По книжным магазинам Джордж ходил с той же ненасытной, безрассудной страстью. Простаивал часами перед их заполненными витринами, запоминал название книг, написанных на языке, на котором едва умел читать. Заполнял одну записную книжку за другой их заглавиями. Покупал книги, бывшие ему не по карману, которые не мог читать, и носил их повсюду со словарем, чтобы расшифровать их. Множество готических букв, этого ошеломляющего излишества немецкой культуры, сводило его с ума невыносимой, невозможной жаждой овладеть им. Он выяснил количество книг, ежегодно издаваемых в Германии. Оно казалось ошеломляющим, жутким. Более тридцати тысяч. Он ненавидел их с той же ненасытностью, которая снедала его. Недоумевал, как немцы могут это вынести, как могут дышать под таким кошмарным потоком книг.

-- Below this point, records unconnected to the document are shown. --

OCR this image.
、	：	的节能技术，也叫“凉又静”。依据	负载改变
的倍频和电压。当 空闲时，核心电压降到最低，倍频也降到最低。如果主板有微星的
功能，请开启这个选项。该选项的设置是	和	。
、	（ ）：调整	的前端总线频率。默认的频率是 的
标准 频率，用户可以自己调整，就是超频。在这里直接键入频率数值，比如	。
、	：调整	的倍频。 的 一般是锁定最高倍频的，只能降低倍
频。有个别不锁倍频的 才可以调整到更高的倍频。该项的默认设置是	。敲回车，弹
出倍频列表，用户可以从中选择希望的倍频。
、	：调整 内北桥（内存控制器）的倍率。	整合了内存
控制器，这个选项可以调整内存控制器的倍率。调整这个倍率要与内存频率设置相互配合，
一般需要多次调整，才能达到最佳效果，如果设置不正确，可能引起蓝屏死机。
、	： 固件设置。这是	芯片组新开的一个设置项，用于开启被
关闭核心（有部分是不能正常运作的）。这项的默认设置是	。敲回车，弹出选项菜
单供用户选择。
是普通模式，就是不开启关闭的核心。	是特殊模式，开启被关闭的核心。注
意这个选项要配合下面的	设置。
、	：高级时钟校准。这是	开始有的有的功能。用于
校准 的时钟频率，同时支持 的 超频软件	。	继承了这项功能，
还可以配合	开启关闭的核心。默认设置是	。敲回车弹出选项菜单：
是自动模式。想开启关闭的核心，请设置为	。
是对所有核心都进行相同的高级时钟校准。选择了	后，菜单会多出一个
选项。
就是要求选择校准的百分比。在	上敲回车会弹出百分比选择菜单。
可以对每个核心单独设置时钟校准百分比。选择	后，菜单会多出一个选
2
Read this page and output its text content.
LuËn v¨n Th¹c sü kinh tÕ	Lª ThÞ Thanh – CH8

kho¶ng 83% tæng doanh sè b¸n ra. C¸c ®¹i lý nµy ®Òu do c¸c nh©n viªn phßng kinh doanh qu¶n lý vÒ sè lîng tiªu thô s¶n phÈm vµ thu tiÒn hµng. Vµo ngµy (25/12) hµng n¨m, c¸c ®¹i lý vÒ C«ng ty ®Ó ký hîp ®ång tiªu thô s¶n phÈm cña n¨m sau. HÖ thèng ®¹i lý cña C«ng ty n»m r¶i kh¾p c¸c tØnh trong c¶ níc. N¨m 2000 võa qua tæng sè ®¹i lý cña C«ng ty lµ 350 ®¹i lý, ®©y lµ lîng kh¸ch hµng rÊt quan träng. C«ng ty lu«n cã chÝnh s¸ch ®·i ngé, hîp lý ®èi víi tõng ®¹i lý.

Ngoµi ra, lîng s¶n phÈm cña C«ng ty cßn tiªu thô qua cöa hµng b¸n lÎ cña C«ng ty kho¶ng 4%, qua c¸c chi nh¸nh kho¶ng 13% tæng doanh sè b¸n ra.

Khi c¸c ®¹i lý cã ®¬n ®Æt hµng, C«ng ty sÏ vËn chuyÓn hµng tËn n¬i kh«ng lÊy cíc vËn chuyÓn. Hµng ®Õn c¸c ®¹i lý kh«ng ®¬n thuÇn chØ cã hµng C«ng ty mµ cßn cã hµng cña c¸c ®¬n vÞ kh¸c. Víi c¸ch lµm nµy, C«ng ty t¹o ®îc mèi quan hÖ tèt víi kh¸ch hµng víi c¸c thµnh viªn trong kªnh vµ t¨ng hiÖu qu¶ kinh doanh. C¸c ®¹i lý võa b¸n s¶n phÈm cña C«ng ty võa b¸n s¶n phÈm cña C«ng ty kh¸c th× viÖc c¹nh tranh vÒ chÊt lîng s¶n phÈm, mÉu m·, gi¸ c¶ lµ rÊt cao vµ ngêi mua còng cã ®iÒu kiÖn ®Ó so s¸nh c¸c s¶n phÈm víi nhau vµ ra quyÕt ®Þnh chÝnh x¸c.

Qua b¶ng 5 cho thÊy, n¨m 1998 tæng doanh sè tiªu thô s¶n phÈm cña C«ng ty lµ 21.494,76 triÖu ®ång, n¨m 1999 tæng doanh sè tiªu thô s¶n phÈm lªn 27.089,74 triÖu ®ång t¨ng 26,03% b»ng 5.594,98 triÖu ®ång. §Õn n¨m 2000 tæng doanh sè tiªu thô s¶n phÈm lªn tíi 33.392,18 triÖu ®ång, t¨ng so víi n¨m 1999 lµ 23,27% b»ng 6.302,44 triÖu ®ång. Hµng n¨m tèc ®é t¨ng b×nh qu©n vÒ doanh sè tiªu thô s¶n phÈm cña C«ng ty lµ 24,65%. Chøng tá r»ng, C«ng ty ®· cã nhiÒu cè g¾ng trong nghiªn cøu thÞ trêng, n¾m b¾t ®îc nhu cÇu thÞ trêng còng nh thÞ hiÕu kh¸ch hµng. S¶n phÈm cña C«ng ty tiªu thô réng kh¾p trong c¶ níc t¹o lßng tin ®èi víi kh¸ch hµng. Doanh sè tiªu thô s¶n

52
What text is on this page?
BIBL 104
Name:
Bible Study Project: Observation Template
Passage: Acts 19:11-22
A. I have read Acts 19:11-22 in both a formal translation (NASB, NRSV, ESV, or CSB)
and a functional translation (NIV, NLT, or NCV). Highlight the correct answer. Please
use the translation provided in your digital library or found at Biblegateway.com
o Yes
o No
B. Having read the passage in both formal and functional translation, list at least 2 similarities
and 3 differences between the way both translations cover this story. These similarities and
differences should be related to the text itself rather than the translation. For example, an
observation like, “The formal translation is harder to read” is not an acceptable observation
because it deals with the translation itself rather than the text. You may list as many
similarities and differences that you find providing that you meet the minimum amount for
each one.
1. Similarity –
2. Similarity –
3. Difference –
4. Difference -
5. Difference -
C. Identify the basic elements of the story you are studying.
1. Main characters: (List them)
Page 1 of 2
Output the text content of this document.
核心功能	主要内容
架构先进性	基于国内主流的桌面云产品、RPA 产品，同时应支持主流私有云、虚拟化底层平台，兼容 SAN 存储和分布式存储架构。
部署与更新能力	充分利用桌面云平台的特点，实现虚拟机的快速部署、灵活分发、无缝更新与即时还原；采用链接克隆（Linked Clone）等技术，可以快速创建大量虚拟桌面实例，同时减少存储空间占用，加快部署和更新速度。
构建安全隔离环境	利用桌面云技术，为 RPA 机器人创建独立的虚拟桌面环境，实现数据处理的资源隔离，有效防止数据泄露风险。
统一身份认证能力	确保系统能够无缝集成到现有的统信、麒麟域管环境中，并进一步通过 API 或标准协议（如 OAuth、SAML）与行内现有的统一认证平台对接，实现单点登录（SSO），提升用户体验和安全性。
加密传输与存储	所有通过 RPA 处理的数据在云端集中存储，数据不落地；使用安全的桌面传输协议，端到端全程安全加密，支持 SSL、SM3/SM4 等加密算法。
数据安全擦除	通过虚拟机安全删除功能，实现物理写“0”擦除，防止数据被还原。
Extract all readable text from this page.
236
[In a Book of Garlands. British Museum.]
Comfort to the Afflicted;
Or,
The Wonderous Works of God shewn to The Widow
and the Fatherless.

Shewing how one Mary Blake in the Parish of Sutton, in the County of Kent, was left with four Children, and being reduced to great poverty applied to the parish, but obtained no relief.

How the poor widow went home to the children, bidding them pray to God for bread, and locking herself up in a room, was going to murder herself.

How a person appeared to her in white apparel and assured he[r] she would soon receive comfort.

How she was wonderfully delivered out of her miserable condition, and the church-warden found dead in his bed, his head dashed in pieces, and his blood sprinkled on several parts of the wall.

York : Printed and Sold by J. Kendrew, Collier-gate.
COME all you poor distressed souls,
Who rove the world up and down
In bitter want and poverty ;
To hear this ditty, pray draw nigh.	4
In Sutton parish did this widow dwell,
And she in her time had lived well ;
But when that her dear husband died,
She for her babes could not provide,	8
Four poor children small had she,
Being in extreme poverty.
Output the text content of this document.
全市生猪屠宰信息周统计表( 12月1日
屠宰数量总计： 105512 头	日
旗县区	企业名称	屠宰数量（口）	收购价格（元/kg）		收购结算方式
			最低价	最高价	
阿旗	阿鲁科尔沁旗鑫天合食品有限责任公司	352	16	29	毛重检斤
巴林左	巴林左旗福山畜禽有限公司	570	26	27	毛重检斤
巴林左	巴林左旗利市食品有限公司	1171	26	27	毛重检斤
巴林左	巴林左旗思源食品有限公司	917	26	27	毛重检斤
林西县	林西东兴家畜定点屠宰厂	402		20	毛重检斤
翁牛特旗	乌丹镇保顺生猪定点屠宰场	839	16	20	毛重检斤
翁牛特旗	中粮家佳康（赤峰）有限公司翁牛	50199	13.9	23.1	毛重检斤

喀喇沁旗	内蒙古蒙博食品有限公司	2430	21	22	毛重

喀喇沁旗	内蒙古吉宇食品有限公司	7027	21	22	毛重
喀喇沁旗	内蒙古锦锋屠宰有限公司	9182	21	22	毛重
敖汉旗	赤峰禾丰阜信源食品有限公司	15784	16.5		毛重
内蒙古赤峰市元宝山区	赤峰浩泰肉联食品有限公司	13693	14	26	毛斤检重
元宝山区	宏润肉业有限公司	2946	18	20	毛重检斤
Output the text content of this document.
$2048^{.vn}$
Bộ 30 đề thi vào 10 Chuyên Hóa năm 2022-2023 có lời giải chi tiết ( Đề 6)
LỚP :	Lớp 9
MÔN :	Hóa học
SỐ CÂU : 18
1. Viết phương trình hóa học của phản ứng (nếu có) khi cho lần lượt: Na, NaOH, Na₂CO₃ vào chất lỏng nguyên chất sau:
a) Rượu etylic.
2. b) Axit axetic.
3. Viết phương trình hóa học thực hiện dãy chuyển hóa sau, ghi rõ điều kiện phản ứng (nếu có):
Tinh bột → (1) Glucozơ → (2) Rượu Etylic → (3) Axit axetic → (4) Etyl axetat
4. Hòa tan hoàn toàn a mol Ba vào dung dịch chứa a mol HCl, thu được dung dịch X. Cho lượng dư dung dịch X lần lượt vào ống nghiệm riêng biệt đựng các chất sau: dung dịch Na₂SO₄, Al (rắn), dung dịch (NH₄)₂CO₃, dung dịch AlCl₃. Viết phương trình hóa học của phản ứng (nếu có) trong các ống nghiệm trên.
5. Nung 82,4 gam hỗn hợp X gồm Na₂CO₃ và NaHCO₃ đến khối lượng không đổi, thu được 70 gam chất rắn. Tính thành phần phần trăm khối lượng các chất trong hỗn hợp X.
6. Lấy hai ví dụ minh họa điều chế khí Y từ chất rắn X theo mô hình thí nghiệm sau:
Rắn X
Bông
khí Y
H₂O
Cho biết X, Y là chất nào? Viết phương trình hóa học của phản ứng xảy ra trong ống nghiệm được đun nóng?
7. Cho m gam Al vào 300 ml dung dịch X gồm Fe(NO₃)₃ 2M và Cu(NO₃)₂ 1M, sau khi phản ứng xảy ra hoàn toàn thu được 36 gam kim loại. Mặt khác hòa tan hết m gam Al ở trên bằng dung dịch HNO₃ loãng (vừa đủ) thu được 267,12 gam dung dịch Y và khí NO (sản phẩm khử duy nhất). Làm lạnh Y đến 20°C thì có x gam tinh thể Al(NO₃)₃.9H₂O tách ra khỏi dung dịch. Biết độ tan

Джордж был ужасающе стиснут, обвит, оплетен лаокооновы-ми кольцами собственного безумия. Он стремился насытиться тем, что не может питать, утолить то, что не может быть утолено, успокоить то, что не может быть успокоено, дойти до конца Unendlichkeit[34], распутать густую паутину, расплести до последней нити ткань узора, который не может иметь конца.
Стремился охватить во всей полноте, измерить во всей глубине, изречь во всей завершенности то, что само по себе неохватно, неизмеримо, невыразимо – древний германский дух, одержимую стремлением возвыситься душу человека.
А это было невозможно. Джордж сознавал это и потому ненавидел «их». Ненавидел снедавший его голод. Ненавидел еду, которую ел, потому что не мог съесть всего, что хотелось. Ненавидел всю людскую семью, потому что сам принадлежал к ней, потому что в нем была ее кровь, потому что двойники-демоны его души раздирали его в бесконечной войне. Ненавидел морду громадной свиньи, покрытую складками шею ненасытного животного, потому что сам испытывал такой же неутолимый голод и не видел ему конца. В нем таились две противоположные силы души и наследия, и теперь они ежедневно сражались на поле битвы, где победителя быть не могло, где он попался в собственную ловушку, оказался пленником собственных сил, которые составляли его сущность. Он прекрасно понимал все это, потому что оно было его созданием. И потому что сам был созданием всего этого. Люто ненавидел все это, потому что глубоко и неизменно любил. Бежал от всего этого и понимал, что убежать не удастся. Вечерами Джордж ходил по улицам. Заходил в людные места. Ему нужны были яркий, затуманенный пивными парами свет и рев, огромные рестораны. Он погружался в ревущую сумятицу Хофбрау-Хауза, включался в ритм этой ревущей жизни, ощущал тепло, бурление, прочную общность этих огромных толп, пил из глиняных кружек литр за литром холодное и крепкое темное пиво. Наслаждался жизнью, шатался, ревел, пел, орал в качающуюся людскую массу, чувствовал переполняющие его громадное ликование, безумную страсть, неутолимый голод, по-прежнему не мог достичь цели и не искал покоя.